Most often, ventilation issues are a result of poor planning, said Rob Goodfellow, vice president of marketing, Dynamic Air Quality Solutions, Princeton, New Jersey.
“Most of the ventilation mistakes we get involved with are on the commercial side of our business and are often simply the result of poor planning,” he said. “Dynamic Air Cleaners are often used to correct situations where ventilation air intakes are located in poor locations, such as in schools where the idling buses load and unload students, near hospital ambulance bays, or around hospital helipads.”
How to Sell It
Convincing a homeowner or building owner to invest in a ventilation system isn’t always easy, but arming oneself with facts and data often goes a long way in making a sale.

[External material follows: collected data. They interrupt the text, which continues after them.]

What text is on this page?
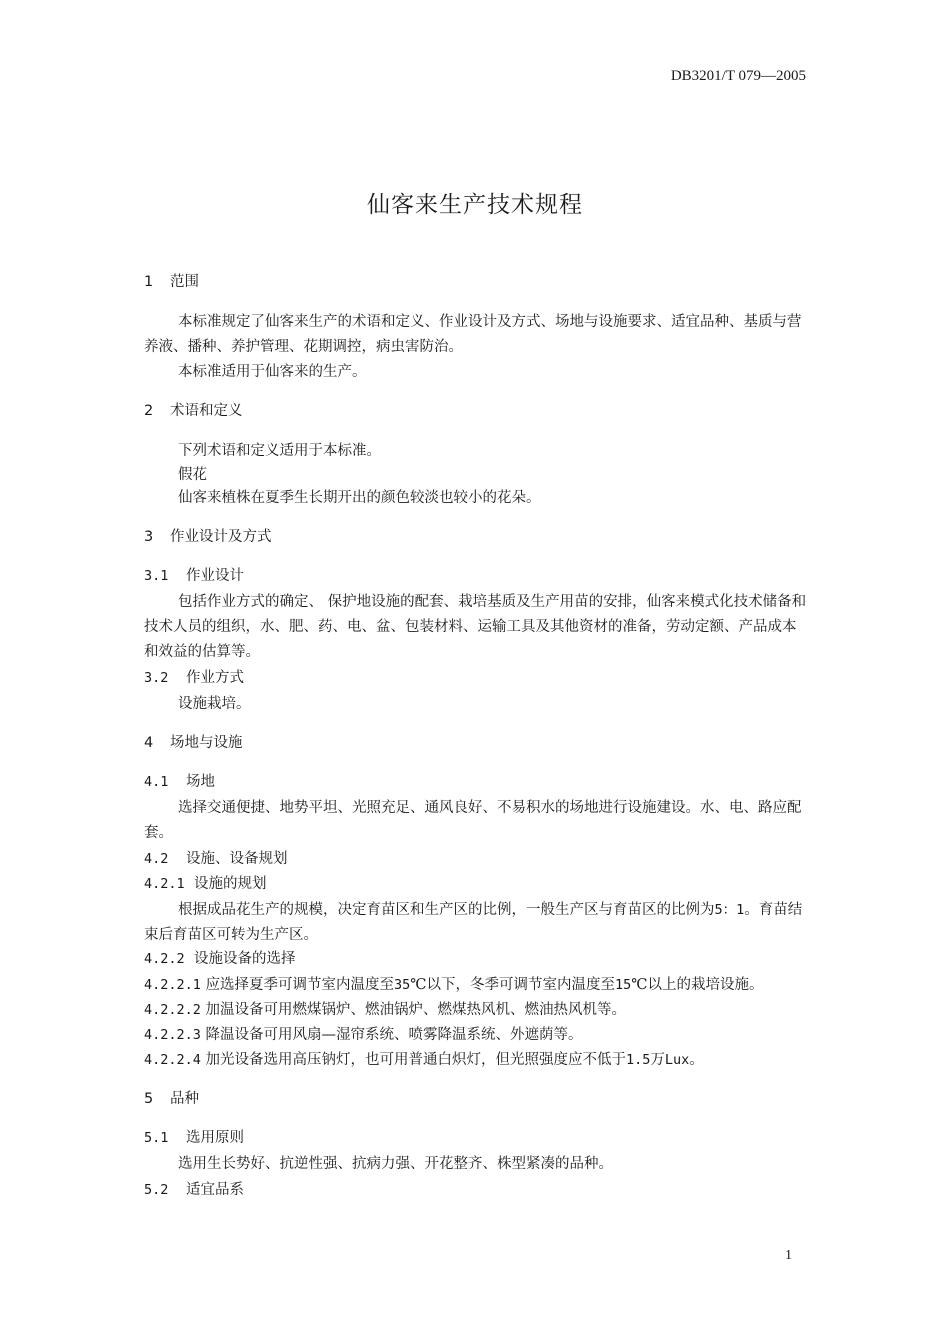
DB3201/T 079—2005
仙客来生产技术规程
1 范围

本标准规定了仙客来生产的术语和定义、作业设计及方式、场地与设施要求、适宜品种、基质与营养液、播种、养护管理、花期调控，病虫害防治。

本标准适用于仙客来的生产。

2 术语和定义

下列术语和定义适用于本标准。

假花

仙客来植株在夏季生长期开出的颜色较淡也较小的花朵。

3 作业设计及方式
3.1 作业设计

包括作业方式的确定、 保护地设施的配套、栽培基质及生产用苗的安排，仙客来模式化技术储备和技术人员的组织，水、肥、药、电、盆、包装材料、运输工具及其他资材的准备，劳动定额、产品成本和效益的估算等。

3.2 作业方式

设施栽培。

4 场地与设施
4.1 场地

选择交通便捷、地势平坦、光照充足、通风良好、不易积水的场地进行设施建设。水、电、路应配套。

4.2 设施、设备规划
4.2.1 设施的规划

根据成品花生产的规模，决定育苗区和生产区的比例，一般生产区与育苗区的比例为5：1。育苗结束后育苗区可转为生产区。

4.2.2 设施设备的选择

4.2.2.1 应选择夏季可调节室内温度至35℃以下，冬季可调节室内温度至15℃以上的栽培设施。

4.2.2.2 加温设备可用燃煤锅炉、燃油锅炉、燃煤热风机、燃油热风机等。

4.2.2.3 降温设备可用风扇—湿帘系统、喷雾降温系统、外遮荫等。

4.2.2.4 加光设备选用高压钠灯，也可用普通白炽灯，但光照强度应不低于1.5万Lux。

5 品种
5.1 选用原则

选用生长势好、抗逆性强、抗病力强、开花整齐、株型紧凑的品种。

5.2 适宜品系
1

Eric Kjelshus, owner of Eric Kjelshus Energy, Greenwood, Missouri, suggests contractors test, test, and test again. “Then, sometimes, the end user will pay for [the] upgrade if the pain is greater than the cost.” Often, he said, a customer wants to look at data on “mold, dirt, high energy bills, lack of air, CO, CO2, high/low relative humidity, radon, gases, VOCs [volatile organic compounds], and more.”
Many contractors’ sales teams don’t have a thorough enough understanding of overall home system performance to be able to sell ventilation products, said Boyd. “[They] are unprepared and, therefore, not confident to inform consumers of the benefits of proper IAQ practices,” Boyd said. “They fail to sell products that really are the most beneficial to consumers.”
James Bowman, national technical manager for the HVACR market, Rectorseal Corp., said the easiest way to sell any solution is to first find out if there is a perceived problem. “Simply ask the right questions,” he said. “What temperature do you set the thermostat at? Does that change during the day or night? Are you comfortable at that temp? Do you wake up at night? Are you overly cold or hot? Do you have allergies? If they don’t think they have an issue, then you don’t have a solution.
“I have seen active mold 3 inches deep in ductwork, and the homeowner doesn’t care because they aren’t allergic or having any ill effects while other people are having asthma attacks from surface mildew on grilles,” Bowman continued. “You can tell someone anything, but find out what their particular issues are, and you can sell them solutions.”
In the end, Boyd said, those in the industry must take responsibility for teaching the consumer about ventilation and IAQ.
“This is a conversation that takes most HVAC sales persons out of their comfort zones,” he said. “They must have support literature readily available to show the consumer why installing a ventilation system that will dilute the indoor air with fresh, filtered, and temperature-tempered air that will prevent the home air from going into a negative pressure is every bit as important as is cooling and heating that air.”